Space is fascinating, right? From space discoveries to space travel, and everything in between, we here at Xyza will be sure to keep you updated on all things space!
May 16, 2017
About two months ago, NASA announced the discovery of seven new planets circling TRAPPIST-1 (a red dwarf star that’s about 40 light years away)—an exciting discovery—but perhaps what was even more exciting was that three of the seven planets could be habitable. You mean someone can travel to this planet and live there? Let’s go check it out! Well, hold on just one second.

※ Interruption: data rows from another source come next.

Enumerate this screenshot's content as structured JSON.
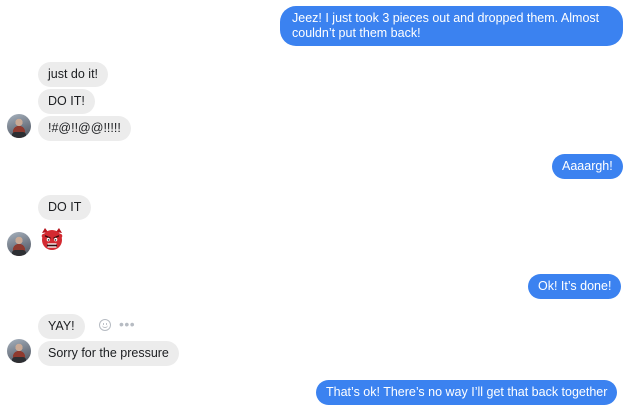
{
  "messages": {
    "out_1": "Jeez! I just took 3 pieces out and dropped them. Almost couldn’t put them back!",
    "in_1": "just do it!",
    "in_2": "DO IT!",
    "in_3": "!#@!!@@!!!!!",
    "out_2": "Aaaargh!",
    "in_4": "DO IT",
    "in_5_emoji": "angry-devil-emoji",
    "out_3": "Ok! It’s done!",
    "in_6": "YAY!",
    "in_7": "Sorry for the pressure",
    "out_4": "That’s ok! There’s no way I’ll get that back together"
  },
  "icons": {
    "reaction": "smiley-reaction-icon",
    "more": "more-options-icon"
  },
  "colors": {
    "outgoing_bubble": "#3b82f0",
    "incoming_bubble": "#ececec"
  }
}
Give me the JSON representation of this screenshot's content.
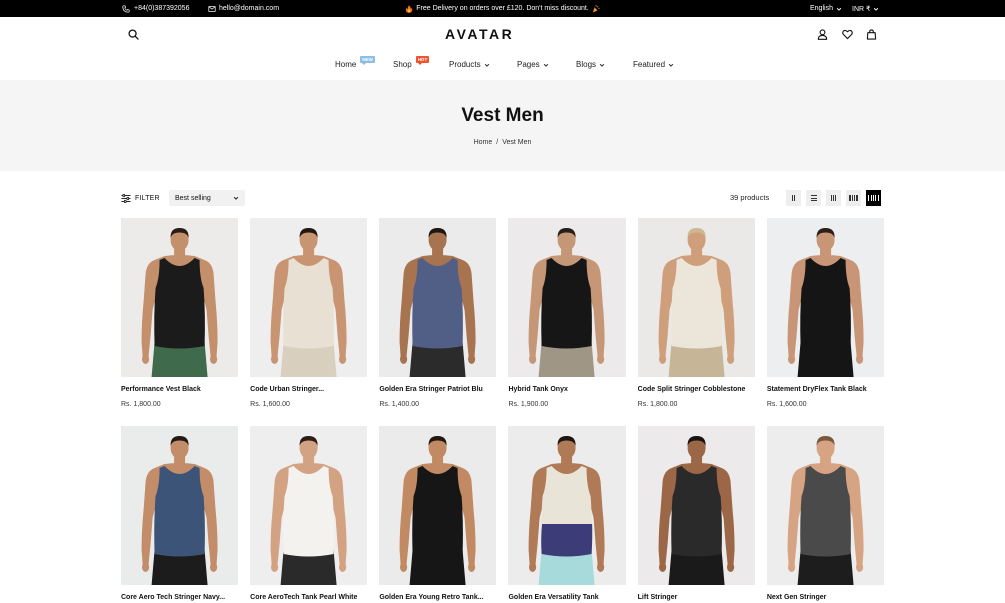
{
  "topbar": {
    "phone": "+84(0)387392056",
    "email": "hello@domain.com",
    "announcement": "Free Delivery on orders over £120. Don't miss discount.",
    "announcement_icons": {
      "left": "fire-icon",
      "right": "celebrate-icon"
    },
    "language": "English",
    "currency": "INR ₹"
  },
  "header": {
    "logo": "AVATAR",
    "icons": [
      "search-icon",
      "user-icon",
      "heart-icon",
      "bag-icon"
    ],
    "nav": [
      {
        "label": "Home",
        "badge": "NEW",
        "badge_color": "#8ebde6"
      },
      {
        "label": "Shop",
        "badge": "HOT",
        "badge_color": "#f0532f"
      },
      {
        "label": "Products",
        "dropdown": true
      },
      {
        "label": "Pages",
        "dropdown": true
      },
      {
        "label": "Blogs",
        "dropdown": true
      },
      {
        "label": "Featured",
        "dropdown": true
      }
    ]
  },
  "banner": {
    "title": "Vest Men",
    "breadcrumb": [
      "Home",
      "Vest Men"
    ],
    "breadcrumb_separator": "/"
  },
  "toolbar": {
    "filter_label": "FILTER",
    "sort_value": "Best selling",
    "product_count": "39 products",
    "view_icons": [
      "grid-2-icon",
      "list-icon",
      "grid-3-icon",
      "grid-4-icon",
      "grid-6-icon"
    ],
    "active_view": "grid-6-icon"
  },
  "colors": {
    "topbar_bg": "#000000",
    "banner_bg": "#f5f5f5",
    "active_view_bg": "#000000"
  },
  "products": [
    {
      "title": "Performance Vest Black",
      "price": "Rs. 1,800.00",
      "photo": {
        "bg": "#ecebea",
        "skin": "#c48f6b",
        "hair": "#2a1d16",
        "tank": "#1b1b1b",
        "shorts": "#3f6b4c"
      }
    },
    {
      "title": "Code Urban Stringer...",
      "price": "Rs. 1,600.00",
      "photo": {
        "bg": "#eeeeee",
        "skin": "#c99472",
        "hair": "#231812",
        "tank": "#e8e0d2",
        "shorts": "#d8cfbf"
      }
    },
    {
      "title": "Golden Era Stringer Patriot Blu",
      "price": "Rs. 1,400.00",
      "photo": {
        "bg": "#ebebeb",
        "skin": "#a8734f",
        "hair": "#1e1611",
        "tank": "#515f86",
        "shorts": "#2b2b2b"
      }
    },
    {
      "title": "Hybrid Tank Onyx",
      "price": "Rs. 1,900.00",
      "photo": {
        "bg": "#eceaea",
        "skin": "#c69776",
        "hair": "#2a1f18",
        "tank": "#161616",
        "shorts": "#a09686"
      }
    },
    {
      "title": "Code Split Stringer Cobblestone",
      "price": "Rs. 1,800.00",
      "photo": {
        "bg": "#ebe9e7",
        "skin": "#cf9f7c",
        "hair": "#cdb98e",
        "tank": "#ece6da",
        "shorts": "#c6b596"
      }
    },
    {
      "title": "Statement DryFlex Tank Black",
      "price": "Rs. 1,600.00",
      "photo": {
        "bg": "#eceeef",
        "skin": "#c89676",
        "hair": "#2b2019",
        "tank": "#151515",
        "shorts": "#151515"
      }
    },
    {
      "title": "Core Aero Tech Stringer Navy...",
      "photo": {
        "bg": "#eaecec",
        "skin": "#c48d69",
        "hair": "#241a14",
        "tank": "#3c5478",
        "shorts": "#1c1c1c"
      }
    },
    {
      "title": "Core AeroTech Tank Pearl White",
      "photo": {
        "bg": "#eeeeee",
        "skin": "#d3a282",
        "hair": "#2b1e17",
        "tank": "#f4f2ee",
        "shorts": "#2a2a2a"
      }
    },
    {
      "title": "Golden Era Young Retro Tank...",
      "photo": {
        "bg": "#ebebeb",
        "skin": "#c18a63",
        "hair": "#211812",
        "tank": "#161616",
        "shorts": "#161616"
      }
    },
    {
      "title": "Golden Era Versatility Tank",
      "photo": {
        "bg": "#ececec",
        "skin": "#b07a56",
        "hair": "#1d1511",
        "tank": "#e9e4d8",
        "tank_bottom": "#3b3c78",
        "shorts": "#a7dadb"
      }
    },
    {
      "title": "Lift Stringer",
      "photo": {
        "bg": "#eceaea",
        "skin": "#9c6746",
        "hair": "#1a130f",
        "tank": "#2a2a2a",
        "shorts": "#1a1a1a"
      }
    },
    {
      "title": "Next Gen Stringer",
      "photo": {
        "bg": "#ededed",
        "skin": "#d6a482",
        "hair": "#7a5a3c",
        "tank": "#4a4a4a",
        "shorts": "#1d1d1d"
      }
    }
  ]
}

Before you get too excited and start packing your bags, we’re talking habitable in the sense that these planets are rocky and have the potential for containing liquid water.
Since the discovery of the planets orbiting TRAPPIST-1, many other exciting things have been happening in the area of space:
1) The Cassini spacecraft, which was sent into outer space almost 20 years ago, is going to complete its final data-collecting mission by September of this year. For its final mission, it will dive between Saturn and its rings in order to take pictures, produce detailed maps of its gravity and magnetic fields, collect data, and much more. What happens when Cassini has completed its mission? It won’t come back to Earth. Instead, it’ll destroy itself and dissolve into Saturn’s atmosphere.

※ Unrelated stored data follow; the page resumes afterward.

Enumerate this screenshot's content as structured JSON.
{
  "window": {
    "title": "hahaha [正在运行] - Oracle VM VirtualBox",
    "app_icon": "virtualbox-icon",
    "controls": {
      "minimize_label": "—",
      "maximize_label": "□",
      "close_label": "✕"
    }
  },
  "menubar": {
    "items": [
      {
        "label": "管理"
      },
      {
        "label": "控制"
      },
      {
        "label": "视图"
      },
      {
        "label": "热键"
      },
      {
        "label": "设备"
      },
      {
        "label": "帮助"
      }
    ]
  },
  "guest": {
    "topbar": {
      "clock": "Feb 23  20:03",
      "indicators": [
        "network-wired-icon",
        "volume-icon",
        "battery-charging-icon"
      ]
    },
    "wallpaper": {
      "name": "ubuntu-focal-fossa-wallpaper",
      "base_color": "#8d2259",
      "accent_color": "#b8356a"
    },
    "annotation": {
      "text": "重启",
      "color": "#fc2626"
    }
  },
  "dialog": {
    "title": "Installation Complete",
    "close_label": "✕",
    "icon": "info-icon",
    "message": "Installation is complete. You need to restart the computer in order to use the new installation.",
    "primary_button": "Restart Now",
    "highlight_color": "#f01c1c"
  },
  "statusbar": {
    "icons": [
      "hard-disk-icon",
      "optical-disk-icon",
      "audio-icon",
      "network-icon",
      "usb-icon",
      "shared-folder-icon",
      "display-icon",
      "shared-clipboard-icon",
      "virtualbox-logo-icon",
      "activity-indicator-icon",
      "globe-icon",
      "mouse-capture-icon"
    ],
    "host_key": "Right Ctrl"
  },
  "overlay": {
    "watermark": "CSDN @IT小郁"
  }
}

2) SOFIA (Stratospheric Observatory for Infrared Astronomy), or NASA’s flying observatory, just completed a study of the star Epsilon Eridani (eps Eri) and its planetary system. Located about 10.5 light-years away, it’s much younger than our solar system, but SOFIA confirmed that it’s put together like ours with debris disks like our asteroid belt, and a big planet that keeps the debris from reaching its outer zone, like Neptune does in our solar system. Cool, right?

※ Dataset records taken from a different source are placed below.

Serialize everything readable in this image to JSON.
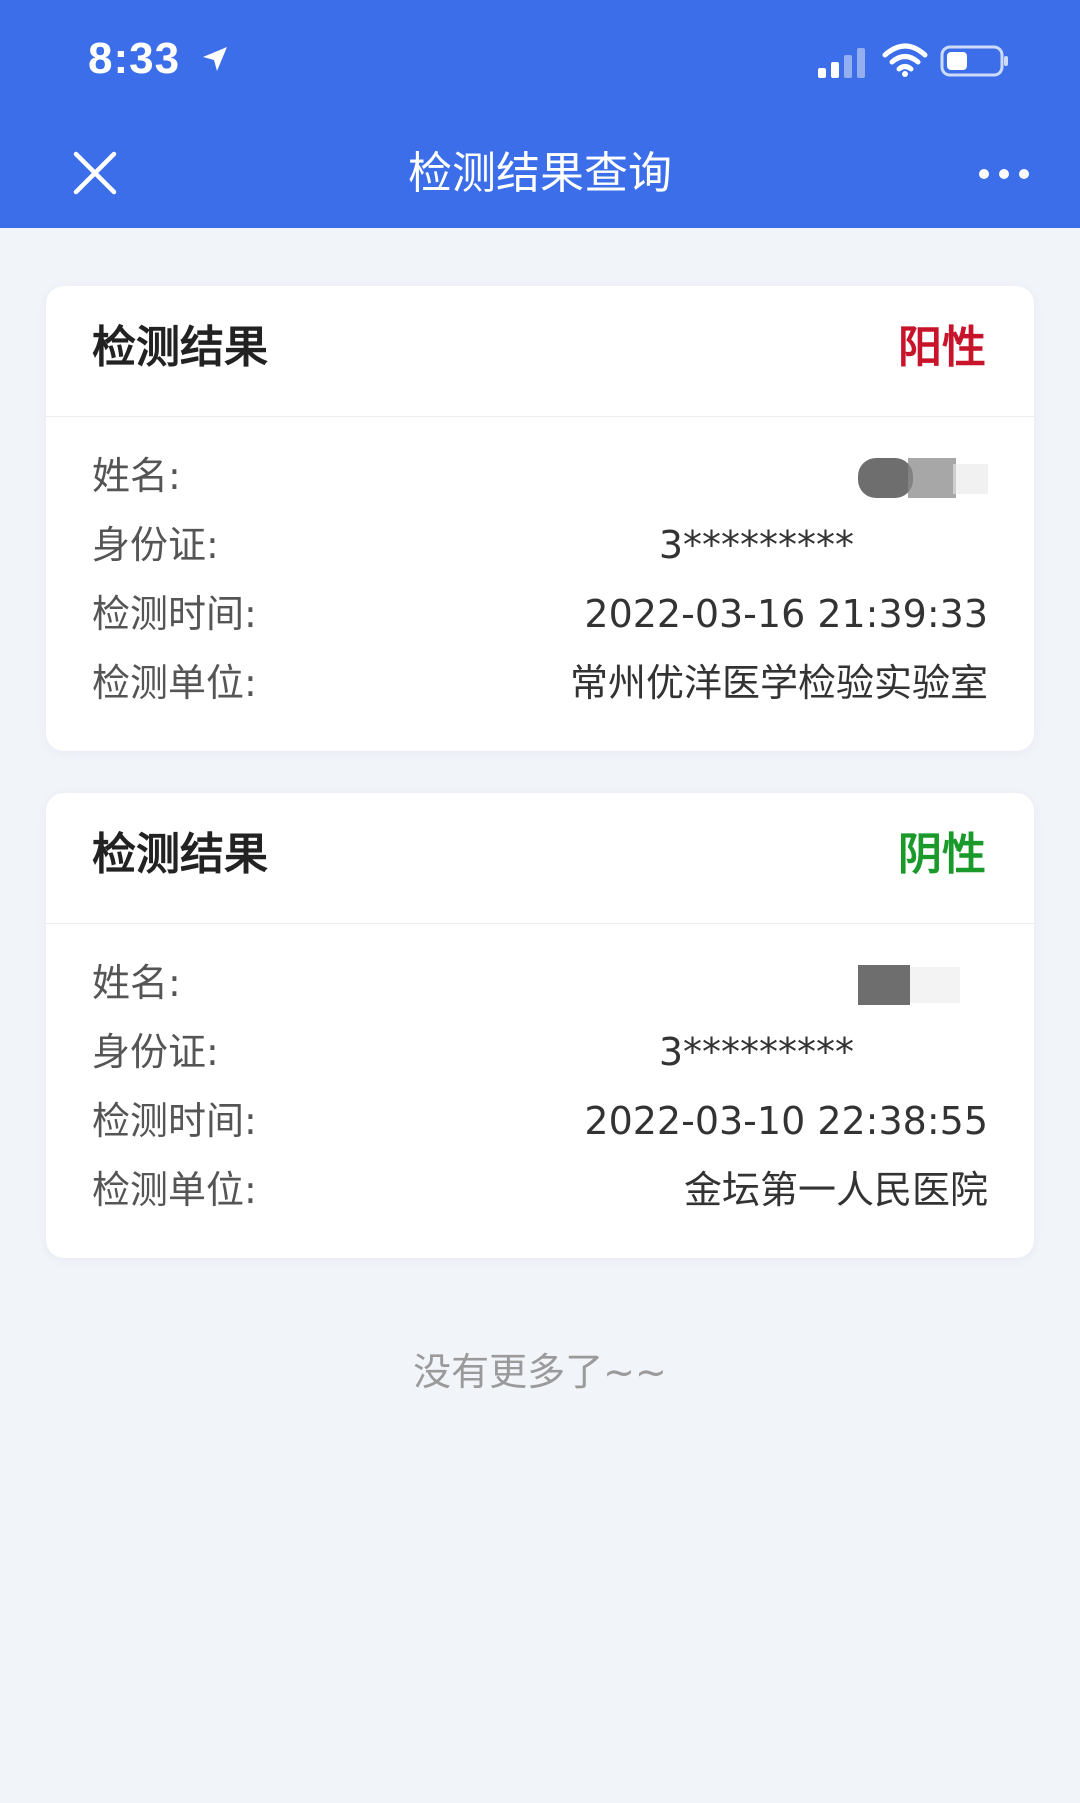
{
  "status_bar": {
    "time": "8:33",
    "icons": [
      "location-arrow-icon",
      "cellular-signal-icon",
      "wifi-icon",
      "battery-icon"
    ]
  },
  "nav": {
    "title": "检测结果查询",
    "close_icon": "close-icon",
    "more_icon": "more-icon"
  },
  "results": [
    {
      "title": "检测结果",
      "result": "阳性",
      "result_color": "#c8142a",
      "rows": [
        {
          "label": "姓名:",
          "value": ""
        },
        {
          "label": "身份证:",
          "value": "3*********"
        },
        {
          "label": "检测时间:",
          "value": "2022-03-16 21:39:33"
        },
        {
          "label": "检测单位:",
          "value": "常州优洋医学检验实验室"
        }
      ]
    },
    {
      "title": "检测结果",
      "result": "阴性",
      "result_color": "#1a9a2a",
      "rows": [
        {
          "label": "姓名:",
          "value": ""
        },
        {
          "label": "身份证:",
          "value": "3*********"
        },
        {
          "label": "检测时间:",
          "value": "2022-03-10 22:38:55"
        },
        {
          "label": "检测单位:",
          "value": "金坛第一人民医院"
        }
      ]
    }
  ],
  "footer": {
    "text": "没有更多了~~"
  },
  "colors": {
    "header_bg": "#3b6ee8",
    "page_bg": "#f1f4f9"
  }
}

3) Space scientists are doing all kinds of lab experiments on the International Space Station—things that just can’t be done in a lab on Earth. What’s the latest thing that they’re testing? Growing vegetables! Recently, NASA astronaut Jack Fischer harvested a crop of Chinese cabbage. The crew ate some of it and packaged up the rest for further research and testing on Earth. It’s not the first time that they’ve been successful at growing vegetables—they’ve grown lettuce before—but this is a first for cabbage! But rest assured, this won’t be their last harvest because the purpose behind these experiments is to see if astronauts can stay in outer space for longer missions. Being able to grow their own food while in space is one of the important steps for sustained and longer duration space missions. What do you think they’ll try to grow next?